Last year, Minnesota ranked 15th among all states for the highest number of reported hate incidents against Asian Americans in the country. Across the United States, there was a 150 percent increase in reported anti-Asian violence. The resurgence of these hate crimes led to a deadly shooting in Atlanta on March 16, where eight people were killed, six of whom were Asian American women.
Among the promoted initiatives to combat local anti-Asian hate crimes is the Combating-Hate bill, HF 1691, which would close loopholes that misclassify hate acts and allow victims to report hate incidents to non-law enforcement entities, like community organizations and the MN Department of Human Rights. Additionally, the bill would provide much needed support for the victims of hate crimes.
“Just last week in East Saint Paul, while my dad was dropping off his grandson at a bus stop, a passerby threatened that he should go back to his country or else he would get killed,” one community member shared. “Unfortunately, there are a ton of stories like what I shared that don’t get proper attention and go unreported.”
“The passing of this bill would mean that if our loved ones died tragically like the victims in Georgia, we would not be spending days debating whether their deaths were a hate crime,” shared Thao-Urabe. “It is long past time for those with power to stand up to hate and protect our communities made most vulnerable at this time.”

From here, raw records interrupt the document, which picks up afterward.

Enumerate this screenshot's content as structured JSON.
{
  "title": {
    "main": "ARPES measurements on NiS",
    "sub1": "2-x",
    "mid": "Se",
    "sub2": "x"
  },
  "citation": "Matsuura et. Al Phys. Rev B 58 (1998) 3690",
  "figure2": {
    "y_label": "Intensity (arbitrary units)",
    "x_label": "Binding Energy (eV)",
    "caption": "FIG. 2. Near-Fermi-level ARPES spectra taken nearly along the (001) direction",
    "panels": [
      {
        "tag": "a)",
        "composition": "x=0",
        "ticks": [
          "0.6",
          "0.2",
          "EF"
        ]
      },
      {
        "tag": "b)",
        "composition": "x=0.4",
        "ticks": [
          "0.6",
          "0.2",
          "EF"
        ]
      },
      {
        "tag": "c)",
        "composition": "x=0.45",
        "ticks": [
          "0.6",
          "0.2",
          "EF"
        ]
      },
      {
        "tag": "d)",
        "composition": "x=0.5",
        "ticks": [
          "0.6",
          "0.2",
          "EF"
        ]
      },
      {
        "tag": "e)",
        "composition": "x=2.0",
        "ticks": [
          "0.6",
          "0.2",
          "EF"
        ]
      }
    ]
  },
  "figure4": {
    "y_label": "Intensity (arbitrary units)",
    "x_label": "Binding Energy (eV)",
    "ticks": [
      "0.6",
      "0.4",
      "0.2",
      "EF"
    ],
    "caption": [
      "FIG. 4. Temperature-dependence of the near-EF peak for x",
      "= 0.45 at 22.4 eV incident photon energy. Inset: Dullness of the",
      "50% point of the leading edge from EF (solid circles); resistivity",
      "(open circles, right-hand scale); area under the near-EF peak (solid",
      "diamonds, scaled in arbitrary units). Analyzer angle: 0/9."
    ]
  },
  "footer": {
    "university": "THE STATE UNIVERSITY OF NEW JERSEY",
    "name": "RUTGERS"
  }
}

Community conversations like this allow Minnesotans to come together in order to share their experiences in a safe space and organize to combat anti-Asian racism. The stories shared during this event help the broader community understand the problem, while learning about the organizations, resources, leaders and community members who are working hard to make a difference for Asian Minnesotans and all communities of color.
AMAJ was formed in 2020 in response to the murder of George Floyd and is made up of leaders and representatives of various Asian Minnesotan organizations who share a common purpose of ending racism and xenophobia in order to create a just, free, and peaceful world. AMAJ uses a solidarity framework to mend the social divides and fight the inequities that are both rooted in white supremacy and that are exacerbated by the pandemic.